> it's running 10-50% CPU for about 5KBps. Maybe it's a
> wrt54gs?
>
Lol. I didn't actually check it. After seeing their performance specs I
was not encouraged to go further.
> I like their webpages though.
>
> > By golly, they do. 400Mbps of VPN throughput is rather
> > disappointingly low.
>
> Did you find a price?
>
No, but if I went with their custom hardware I suspect it would be
prohibitive.
> > I was hoping to build a home-brew solution that would be
> > at least twice that, considering that one can buy a used
> > NetScreen or Nokia firewall that handles 25,000 tunnels at
> > 1+ Gbps throughput for about $3K.
>
> You're going to be spending a bit of time to home brew. If
> your time is your own that's one thing, but if this is real
> business, I'd be buying the appliance.
>
My conclusion, too.
>
> There's some lesson here about packaging products and why
> having people who write GPL software doesn't make money.
>
> It seems that writing the code (eg OpenVPN) isn't the hard
> part. Someone will do this for you for free. Endian had to
> design and build hardware, make sure it worked, get it UL
> certified, write configure scripts (and ones that would run
> inside a webpage), put up a nice webpage and pay people for
> about a year before the income stream started, with no real
> idea what to do if it didn't start.
>
> Way back when the www started I wrote a demo PoS from which
> I hoped to make a packet. I realised that I'd have to get
> SSL certs and talk to banks etc to get them to handle the
> credit cards. So I knew I wasn't there. The customer wasn't
> interested (and later closed, possibly from having missed an
> opprtunity), so I dropped it. Not long after (well a couple
> of years), people had the on-line credit card stuff all
> packaged up and you just linked to their site to handle
> psyments. After that I realised I had been a little naive. I
> had a year to occupy that niche (including the commitment of
> time and money) or forget it.
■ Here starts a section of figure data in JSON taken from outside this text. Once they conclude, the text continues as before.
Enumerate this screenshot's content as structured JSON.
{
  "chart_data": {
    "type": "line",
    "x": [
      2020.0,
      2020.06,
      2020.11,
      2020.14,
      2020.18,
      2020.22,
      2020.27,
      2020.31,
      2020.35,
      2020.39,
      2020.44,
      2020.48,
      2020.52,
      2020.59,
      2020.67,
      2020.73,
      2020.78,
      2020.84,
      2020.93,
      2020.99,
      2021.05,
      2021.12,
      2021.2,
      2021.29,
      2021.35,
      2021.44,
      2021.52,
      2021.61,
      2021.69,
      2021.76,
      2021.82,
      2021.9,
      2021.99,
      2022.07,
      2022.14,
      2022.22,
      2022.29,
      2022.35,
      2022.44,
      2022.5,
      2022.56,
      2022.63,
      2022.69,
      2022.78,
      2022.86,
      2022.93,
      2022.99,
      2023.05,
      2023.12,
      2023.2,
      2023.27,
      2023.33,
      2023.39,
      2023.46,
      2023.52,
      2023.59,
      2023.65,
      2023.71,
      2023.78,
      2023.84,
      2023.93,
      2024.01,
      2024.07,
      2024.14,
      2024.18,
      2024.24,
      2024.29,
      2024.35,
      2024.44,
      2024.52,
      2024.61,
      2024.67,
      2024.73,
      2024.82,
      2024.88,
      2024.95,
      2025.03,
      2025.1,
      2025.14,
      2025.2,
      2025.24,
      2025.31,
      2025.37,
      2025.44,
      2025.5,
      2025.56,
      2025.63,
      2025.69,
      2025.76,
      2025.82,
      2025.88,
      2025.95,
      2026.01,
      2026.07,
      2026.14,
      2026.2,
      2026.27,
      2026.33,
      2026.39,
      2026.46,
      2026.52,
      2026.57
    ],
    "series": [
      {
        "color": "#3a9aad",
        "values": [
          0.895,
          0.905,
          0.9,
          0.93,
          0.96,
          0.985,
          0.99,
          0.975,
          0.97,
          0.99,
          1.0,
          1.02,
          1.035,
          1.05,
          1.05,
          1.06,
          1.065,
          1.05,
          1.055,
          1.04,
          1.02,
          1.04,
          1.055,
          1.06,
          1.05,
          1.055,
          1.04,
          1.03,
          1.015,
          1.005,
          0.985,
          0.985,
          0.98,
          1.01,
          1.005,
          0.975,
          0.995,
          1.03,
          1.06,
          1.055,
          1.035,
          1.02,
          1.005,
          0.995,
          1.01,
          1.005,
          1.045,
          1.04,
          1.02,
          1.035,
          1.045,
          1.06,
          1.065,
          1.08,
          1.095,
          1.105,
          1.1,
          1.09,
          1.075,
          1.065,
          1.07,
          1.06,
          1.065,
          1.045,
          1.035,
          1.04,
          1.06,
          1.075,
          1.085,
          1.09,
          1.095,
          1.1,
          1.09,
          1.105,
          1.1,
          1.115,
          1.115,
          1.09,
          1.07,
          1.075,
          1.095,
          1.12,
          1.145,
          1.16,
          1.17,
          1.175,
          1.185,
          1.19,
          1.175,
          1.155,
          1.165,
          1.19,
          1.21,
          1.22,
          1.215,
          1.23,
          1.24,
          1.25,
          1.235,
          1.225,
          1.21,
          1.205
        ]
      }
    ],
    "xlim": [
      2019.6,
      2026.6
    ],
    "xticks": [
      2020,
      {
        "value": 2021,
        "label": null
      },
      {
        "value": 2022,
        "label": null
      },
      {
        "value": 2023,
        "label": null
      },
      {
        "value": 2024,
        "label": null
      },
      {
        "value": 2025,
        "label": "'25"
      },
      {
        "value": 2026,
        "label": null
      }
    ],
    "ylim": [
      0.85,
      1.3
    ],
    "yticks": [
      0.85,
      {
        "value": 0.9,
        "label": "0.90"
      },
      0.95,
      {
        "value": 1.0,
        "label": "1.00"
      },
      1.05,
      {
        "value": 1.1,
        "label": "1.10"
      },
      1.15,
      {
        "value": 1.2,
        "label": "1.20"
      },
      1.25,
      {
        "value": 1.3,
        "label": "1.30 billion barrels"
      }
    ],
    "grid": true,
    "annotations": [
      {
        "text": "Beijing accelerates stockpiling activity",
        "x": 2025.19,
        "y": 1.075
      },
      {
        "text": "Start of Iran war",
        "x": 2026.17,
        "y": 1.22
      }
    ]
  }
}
I could never have made it
> with just one on-line store and me in the basement.
>
> Joe
I hear ya. Sometimes I look back at where I started (back when the
Internet was still non-commercial and FiDONET was the preferred
communication mechanism) and I am alternately saddened by the
opportunities I squandered, or comforted by the ones I did not pursue
and later realized it was a dead end.